Les talons de l'adolescente, bien plus hauts qu'ils ne le devraient, et étaient autorisés, claquèrent sur le sol lorsqu'elle atteint sa salle de cours, le regard froid, le visage de marbre, tel une poupée de cire. Elle était en retard, elle, et les trois pouffes derrière elle. Quelle importance ? Après tout, Inès Rose elle-même définissait l'heure à laquelle les cours commençaient et se terminaient, non ?
Elle ne toqua pas sur la porte bleu, non, cela pourrait lui abîmer sa manucure turquoise, faite avec soin dans un grand salon. Elle ouvrit juste la porte violemment, et entra dans la salle de classe. Le professeur, un jeune homme dans la trentaine, la fixa un moment, puis soupira, et fit un signe de main désinvolte. Qu'elle aille donc s'assoir, la princesse !
Valait mieux ça, que de se la mette à dos. Après tout, malgré ses retards, ses absences injustifiées, et son insolence, elle avait, de tous, les meilleurs notes du collège, et de loin. Alors, elle marcha avec prestance jusqu'à sa place, tout au fond, suivit par les regards et les murmures des autres élèves. Bandes de moutons. Ses amies, cruches filles savant obtenir ses faveurs, en firent de même.
-Donc, reprit le professeur, d'un ton las, qui peut me lire l'extrait 3 des "Fleurs du Mal" ?
Une élève, jolie jeune fille au teint mat, aux yeux chocolats, et aux longues nattes brunes, leva la main timidement, et commença la lecture. Du Baudelaire ? Vincent lui avait fait lire l'année de ses treize ans. Elle en avait quinze, et presque seize. Pitoyable. En vérité, et malgré ses plaintes à cette époque, il avait tenu à ce qu'elle lise de tout, du Maupassant à du Vladimir Nabokov, en passant, évidemment, à Baudelaire.
Au final, elle avait appris à aimer ces auteurs, ainsi que la lecture. Elle avait relu des centaines de fois "The Lord of The Ring", et apprécié plus qu'elle ne le pensait "Lolita". Comme quoi, les apparences sont trompeuses. Mais, revenons à Inès, qui désormais, avait la tête posée d'une manière peu gracieuse sur son coude, sur la table beige, et qui semblait à deux doigts de s'endormir. Elle avait passé la nuit à bouquiner, la sotte enfant.
-Mlle. Rose ? Mlle.

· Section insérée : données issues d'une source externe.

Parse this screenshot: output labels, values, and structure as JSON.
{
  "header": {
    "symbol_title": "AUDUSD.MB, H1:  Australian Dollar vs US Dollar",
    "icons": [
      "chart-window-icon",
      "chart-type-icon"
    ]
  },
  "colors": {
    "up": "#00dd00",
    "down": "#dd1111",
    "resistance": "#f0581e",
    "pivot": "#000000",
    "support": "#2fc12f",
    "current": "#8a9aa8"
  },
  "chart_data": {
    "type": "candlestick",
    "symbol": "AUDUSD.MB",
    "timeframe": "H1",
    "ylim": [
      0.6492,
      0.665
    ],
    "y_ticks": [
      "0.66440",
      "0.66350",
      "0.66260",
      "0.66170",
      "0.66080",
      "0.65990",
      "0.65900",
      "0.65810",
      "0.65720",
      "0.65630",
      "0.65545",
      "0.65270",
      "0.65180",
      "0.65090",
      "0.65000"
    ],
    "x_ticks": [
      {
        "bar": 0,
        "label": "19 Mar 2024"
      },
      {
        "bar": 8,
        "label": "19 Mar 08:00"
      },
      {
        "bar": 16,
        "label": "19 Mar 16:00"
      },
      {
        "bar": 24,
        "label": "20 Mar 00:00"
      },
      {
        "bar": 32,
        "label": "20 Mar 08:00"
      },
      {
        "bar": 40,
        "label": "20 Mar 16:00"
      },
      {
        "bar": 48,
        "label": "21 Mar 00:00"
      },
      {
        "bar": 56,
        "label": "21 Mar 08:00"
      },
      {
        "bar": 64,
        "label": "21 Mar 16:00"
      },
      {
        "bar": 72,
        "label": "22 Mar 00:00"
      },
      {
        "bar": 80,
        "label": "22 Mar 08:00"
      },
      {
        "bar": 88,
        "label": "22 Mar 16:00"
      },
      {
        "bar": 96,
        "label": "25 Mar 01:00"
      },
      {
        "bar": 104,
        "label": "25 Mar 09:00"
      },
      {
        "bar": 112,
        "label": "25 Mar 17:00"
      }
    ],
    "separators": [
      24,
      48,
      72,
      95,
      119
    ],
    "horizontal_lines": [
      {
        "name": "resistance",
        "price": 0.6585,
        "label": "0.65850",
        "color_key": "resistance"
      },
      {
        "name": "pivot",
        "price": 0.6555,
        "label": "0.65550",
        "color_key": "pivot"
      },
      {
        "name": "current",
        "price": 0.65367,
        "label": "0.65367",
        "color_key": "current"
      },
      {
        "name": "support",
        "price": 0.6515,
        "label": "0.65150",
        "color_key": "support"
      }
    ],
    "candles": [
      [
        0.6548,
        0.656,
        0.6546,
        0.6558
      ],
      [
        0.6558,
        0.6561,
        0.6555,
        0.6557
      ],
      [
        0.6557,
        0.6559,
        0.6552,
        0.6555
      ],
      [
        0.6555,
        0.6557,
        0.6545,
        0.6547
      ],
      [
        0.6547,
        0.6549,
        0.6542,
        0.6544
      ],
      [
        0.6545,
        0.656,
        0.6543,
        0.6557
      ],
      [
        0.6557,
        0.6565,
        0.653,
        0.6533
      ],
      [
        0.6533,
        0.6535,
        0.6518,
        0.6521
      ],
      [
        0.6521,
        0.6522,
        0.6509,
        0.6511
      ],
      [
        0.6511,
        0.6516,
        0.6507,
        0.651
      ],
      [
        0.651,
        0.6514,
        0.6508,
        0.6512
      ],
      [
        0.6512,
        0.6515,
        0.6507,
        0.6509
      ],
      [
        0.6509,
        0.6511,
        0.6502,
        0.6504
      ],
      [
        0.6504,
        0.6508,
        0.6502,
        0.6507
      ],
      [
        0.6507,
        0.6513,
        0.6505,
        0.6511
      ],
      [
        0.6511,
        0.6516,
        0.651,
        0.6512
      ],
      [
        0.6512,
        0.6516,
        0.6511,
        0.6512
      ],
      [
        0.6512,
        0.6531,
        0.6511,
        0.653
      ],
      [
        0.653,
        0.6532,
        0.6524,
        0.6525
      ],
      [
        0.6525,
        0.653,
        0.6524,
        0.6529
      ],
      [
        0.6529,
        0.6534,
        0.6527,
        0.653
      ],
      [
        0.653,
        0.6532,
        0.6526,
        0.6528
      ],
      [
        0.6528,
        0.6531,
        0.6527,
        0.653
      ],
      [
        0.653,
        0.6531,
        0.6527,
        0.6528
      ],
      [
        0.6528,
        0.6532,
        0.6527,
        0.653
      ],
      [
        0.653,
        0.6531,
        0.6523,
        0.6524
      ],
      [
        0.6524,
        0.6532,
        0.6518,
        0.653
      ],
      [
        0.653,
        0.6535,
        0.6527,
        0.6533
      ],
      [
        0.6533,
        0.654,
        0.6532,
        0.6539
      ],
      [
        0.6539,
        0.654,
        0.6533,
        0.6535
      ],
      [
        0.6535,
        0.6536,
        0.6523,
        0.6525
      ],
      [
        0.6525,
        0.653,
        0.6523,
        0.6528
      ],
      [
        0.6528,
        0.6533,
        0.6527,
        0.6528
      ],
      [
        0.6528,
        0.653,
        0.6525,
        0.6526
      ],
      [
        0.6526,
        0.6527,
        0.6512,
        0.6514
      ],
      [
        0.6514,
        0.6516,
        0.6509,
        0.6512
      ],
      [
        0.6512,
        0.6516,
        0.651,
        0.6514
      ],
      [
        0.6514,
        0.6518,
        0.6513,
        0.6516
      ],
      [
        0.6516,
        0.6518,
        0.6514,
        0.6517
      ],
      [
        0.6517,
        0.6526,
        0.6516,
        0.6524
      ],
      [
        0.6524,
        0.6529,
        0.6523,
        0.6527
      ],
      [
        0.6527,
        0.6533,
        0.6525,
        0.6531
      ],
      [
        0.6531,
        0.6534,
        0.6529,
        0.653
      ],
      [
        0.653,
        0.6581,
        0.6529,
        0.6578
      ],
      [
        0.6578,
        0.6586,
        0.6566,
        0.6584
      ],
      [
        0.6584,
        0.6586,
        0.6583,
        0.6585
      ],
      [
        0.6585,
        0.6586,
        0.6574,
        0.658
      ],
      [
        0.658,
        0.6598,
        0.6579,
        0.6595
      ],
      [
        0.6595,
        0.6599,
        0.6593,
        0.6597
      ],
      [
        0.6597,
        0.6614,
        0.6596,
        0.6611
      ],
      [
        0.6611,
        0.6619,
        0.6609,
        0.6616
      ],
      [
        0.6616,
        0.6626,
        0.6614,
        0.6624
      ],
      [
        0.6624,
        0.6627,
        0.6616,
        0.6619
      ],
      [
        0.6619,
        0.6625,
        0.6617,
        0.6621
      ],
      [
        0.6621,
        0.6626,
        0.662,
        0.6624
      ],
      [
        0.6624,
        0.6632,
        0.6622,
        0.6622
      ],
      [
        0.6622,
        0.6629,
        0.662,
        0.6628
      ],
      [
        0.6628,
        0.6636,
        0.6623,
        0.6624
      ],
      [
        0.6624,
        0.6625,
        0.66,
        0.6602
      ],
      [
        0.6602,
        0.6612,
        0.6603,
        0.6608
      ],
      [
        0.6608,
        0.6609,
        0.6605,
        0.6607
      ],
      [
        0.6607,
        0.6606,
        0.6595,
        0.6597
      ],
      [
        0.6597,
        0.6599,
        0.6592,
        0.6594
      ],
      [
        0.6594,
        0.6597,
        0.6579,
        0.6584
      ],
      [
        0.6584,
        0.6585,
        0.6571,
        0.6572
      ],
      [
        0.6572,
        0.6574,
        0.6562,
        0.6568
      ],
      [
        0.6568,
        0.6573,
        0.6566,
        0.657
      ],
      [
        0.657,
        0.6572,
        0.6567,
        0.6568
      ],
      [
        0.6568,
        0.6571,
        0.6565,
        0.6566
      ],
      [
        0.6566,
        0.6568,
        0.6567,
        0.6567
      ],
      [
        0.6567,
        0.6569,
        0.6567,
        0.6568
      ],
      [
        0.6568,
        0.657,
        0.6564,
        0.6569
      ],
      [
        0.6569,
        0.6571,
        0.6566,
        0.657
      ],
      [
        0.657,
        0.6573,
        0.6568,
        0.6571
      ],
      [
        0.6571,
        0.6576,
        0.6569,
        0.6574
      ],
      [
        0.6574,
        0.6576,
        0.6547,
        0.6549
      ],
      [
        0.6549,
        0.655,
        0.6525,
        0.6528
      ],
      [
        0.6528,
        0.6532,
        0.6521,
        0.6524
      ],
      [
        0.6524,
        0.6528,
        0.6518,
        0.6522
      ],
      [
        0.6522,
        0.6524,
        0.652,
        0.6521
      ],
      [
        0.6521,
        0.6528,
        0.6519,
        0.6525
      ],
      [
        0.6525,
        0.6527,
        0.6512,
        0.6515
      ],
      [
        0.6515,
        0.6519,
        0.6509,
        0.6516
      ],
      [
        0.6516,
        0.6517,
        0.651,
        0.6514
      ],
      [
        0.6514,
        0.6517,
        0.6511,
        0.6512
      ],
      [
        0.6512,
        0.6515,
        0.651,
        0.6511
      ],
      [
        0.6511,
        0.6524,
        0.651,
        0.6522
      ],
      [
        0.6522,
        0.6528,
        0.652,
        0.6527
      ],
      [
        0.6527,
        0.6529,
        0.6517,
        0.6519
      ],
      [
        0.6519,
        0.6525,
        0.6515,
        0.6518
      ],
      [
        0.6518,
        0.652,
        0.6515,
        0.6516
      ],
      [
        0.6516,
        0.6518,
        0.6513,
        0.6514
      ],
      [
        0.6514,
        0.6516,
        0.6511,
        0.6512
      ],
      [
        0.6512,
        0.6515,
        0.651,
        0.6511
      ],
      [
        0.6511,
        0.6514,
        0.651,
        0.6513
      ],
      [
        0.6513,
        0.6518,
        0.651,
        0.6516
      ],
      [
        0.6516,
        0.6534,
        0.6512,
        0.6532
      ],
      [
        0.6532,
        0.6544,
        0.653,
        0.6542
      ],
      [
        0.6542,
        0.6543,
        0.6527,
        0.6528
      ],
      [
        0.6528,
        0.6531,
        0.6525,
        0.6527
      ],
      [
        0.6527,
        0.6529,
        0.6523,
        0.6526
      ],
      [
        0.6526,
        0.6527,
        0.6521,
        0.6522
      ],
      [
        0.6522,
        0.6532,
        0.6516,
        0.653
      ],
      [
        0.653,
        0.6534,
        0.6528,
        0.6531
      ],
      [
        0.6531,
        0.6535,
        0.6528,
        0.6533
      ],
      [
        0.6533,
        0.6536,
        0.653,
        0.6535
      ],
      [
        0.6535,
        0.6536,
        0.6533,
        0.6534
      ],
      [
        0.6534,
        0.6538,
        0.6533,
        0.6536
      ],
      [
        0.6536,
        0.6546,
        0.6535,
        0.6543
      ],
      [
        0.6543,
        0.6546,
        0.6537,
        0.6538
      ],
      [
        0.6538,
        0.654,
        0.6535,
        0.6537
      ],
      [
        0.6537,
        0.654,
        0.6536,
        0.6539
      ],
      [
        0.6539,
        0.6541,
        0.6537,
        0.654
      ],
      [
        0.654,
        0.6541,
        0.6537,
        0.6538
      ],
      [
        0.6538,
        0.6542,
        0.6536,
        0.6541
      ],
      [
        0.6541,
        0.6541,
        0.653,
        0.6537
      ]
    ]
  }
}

Rose ! Inès Rose ! explosa le professeur au bout d'un moment, alors que tous se retournaient.
-Hum... Moui ? marmonna la jeune fille, somnolente.
-Je peux savoir ce que vous faisiez ?! gronda l'homme du devant de la classe.
-... je dormais.
Le ton, froid et sans appel de l'adolescente au boucles blondes, fit sursauter la plupart des élèves dans la classe, et un masque de stupeur vint se coller sur le visage du professeur. Visiblement, il ne s'attendait pas à ça.
-Vous... dormiez ?! s'exclama t'il, incrédule.
-C'est cela professeur. Je dormais, répliqua la jeune fille, totalement réveillé à présent.
-... Mlle. Rose... Pfff... Bien, dans se cas, vous pouvez allez dormir dans le bureau du proviseur, finit-il par soupirer.
Fière, même exclue de classe, Inès prit ses affaires, et relevant la tête, elle se dirigea vers la porte. Mais, là-bas, elle s'arrêta une demi-seconde, et tressaillit. Elle se retourna, pour rencontrer les yeux froids d'un adolescent. Il lui semblait se souvenir de lui. Ses yeux... c'est le garçon qu'elle avait humilié publiquement l'autre jour. Un sourire hautain se dessina sur les lèvres de l'adolescente, cachant ainsi son malaise tandis qu'elle sortait de la salle.
Bien plus qu'elle n'aurait voulu l'avouer, ce regard sombre et dur comme la pierre, semblable à son cœur, à vrai dire, l'avait gêné malgré tout. Ce n'était pas dans ses attitudes, pourtant, mais ce garçon... Inexplicablement, dans ce couloir, à cet instant, elle fut prise d'une peur si grande qu'elle sentit sa respiration se bloquer.
Non ! Un homme, un humain, n'avait pas le droit de la toucher, de l'atteindre comme ça ! Il connaissait ce qui l'attendait en lui écrivant ce poème ! Il n'a pas le droit de lui faire ça ! Elle est Inès Rose, la douée, et belle Inès Rose !
-Je les écraserais, tous, fit l'adolescente d'une voix emplit de mépris et de haine en se relevant.
Après tout, c'était une orgueilleuse petite poupée, Inès.